If you’re offline, hit F1 in PS and you go to a html-based help file (html, running offline from a folder on your computer). Note the PDF link on top right.
The Default page says: Community help! In other words, to really get the full experience, go online and join the party!
Adobe Photoshop Help Online
Turn ye ol’ Net back on and Adobe takes you straight to a website that looks exactly the same, but new features abound:
- Feedback
- Options to search through help for other applications
- Still available as PDF!
- Community intro link available (blue, bottom left)
- Commenting
- Comments RSS feed (subscribe to this piece of content!)
- And so on… explore it yourself for fun.
Right-click and view/open in a new window to enlarge.
This is good, but it could be better.
Let’s compare with one of my favourite apps, Ableton Live:
Ableton Live Context Ultra-sensitive Help
Right-click and view/open in a new window to enlarge.
In Ableton, help is in panes within the UI. Once you’re experienced user, you hide them both away and only bring them back as needed.
- Big stuff like tutorials, walkthroughs, set-up instructions, is on the right in the main help pane (F1).

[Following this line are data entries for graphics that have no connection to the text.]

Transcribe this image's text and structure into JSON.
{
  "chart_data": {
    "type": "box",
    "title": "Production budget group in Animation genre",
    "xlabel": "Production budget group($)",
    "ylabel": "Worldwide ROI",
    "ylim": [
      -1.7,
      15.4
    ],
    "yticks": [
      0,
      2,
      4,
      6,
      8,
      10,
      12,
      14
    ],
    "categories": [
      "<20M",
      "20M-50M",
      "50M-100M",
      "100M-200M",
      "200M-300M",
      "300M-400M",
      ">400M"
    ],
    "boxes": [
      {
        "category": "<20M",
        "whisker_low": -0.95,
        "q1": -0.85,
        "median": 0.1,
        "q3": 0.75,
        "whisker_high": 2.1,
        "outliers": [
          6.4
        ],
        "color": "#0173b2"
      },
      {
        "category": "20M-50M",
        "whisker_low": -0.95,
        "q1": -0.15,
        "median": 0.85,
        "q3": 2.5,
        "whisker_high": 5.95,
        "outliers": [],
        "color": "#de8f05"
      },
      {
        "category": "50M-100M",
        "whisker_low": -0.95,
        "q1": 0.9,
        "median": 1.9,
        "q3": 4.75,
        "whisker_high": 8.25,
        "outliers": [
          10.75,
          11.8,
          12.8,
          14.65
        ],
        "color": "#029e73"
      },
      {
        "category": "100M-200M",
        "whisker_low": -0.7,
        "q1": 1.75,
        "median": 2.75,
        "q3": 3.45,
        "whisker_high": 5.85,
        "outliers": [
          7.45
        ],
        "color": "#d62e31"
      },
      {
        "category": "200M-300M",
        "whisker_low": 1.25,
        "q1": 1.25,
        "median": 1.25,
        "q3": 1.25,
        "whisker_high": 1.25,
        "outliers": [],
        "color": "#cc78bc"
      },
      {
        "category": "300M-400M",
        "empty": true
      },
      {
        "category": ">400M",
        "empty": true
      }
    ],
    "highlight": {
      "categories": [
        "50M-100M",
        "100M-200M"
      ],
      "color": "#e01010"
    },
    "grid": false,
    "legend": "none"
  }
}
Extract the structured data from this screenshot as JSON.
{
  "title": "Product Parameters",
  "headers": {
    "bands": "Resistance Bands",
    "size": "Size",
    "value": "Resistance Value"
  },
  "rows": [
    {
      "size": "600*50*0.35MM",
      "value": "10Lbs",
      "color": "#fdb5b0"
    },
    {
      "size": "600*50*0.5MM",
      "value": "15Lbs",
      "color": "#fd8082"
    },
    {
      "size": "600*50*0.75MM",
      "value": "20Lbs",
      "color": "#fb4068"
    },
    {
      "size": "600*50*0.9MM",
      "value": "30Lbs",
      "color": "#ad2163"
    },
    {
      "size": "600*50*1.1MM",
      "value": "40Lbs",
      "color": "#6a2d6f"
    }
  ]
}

- Bottom left we have a little hide-able pane that constantly pops helpful information and short-cuts for anything I hover my mouse over (the ‘Live Device Browser’ in this case). That is to say, new users just leave that baby open, and you instantly know what every UI item works, and the short-cut for triggering it:
If we’re honest, most users avoid manuals. They learn by some other method; probably by poking at the UI, popping into a search engine, or eventually getting frustrated enough to ask a friend. If they are truly desperate, they will finally resort to opening up a manual. With this approach Ableton have managed to adapt their presentation of information to the user, rather than trying to convince the user to adapt to the way they present information.
The Promised Land
Of course, we should bring the two together, so that the web dazzle of Adobe’s help appear in the UI like Ableton’s.
Agree? Disagree? Let me have it in the socially-enabled comments.
UPDATE
Dana pointed out I forgot to mention mobile devices and hit me with this great soundbite:
“…we should all be thinking about what will work on the tiny screen that will scale up, not the other way around.”
I also forgot to mention:
- Great help doesn’t mean UI/UX designers can all start leaving work at 3pm! The idea is to avoid needing to get help in the first place, no matter how nicely it’s delivered.
- Those implementing DITA or any other Component CMS platform should be thinking about how this social content gets round-tripped back into source so that the brand-sourced content, service desk knowledge-bases, intranets, and the product itself are all improved by leveraging the crowd’s contributions.
Before anyone points it out, no PS’s help is not context sensitive… it just goes to the root of the help either online or offline. Also I think that’s a missed trick!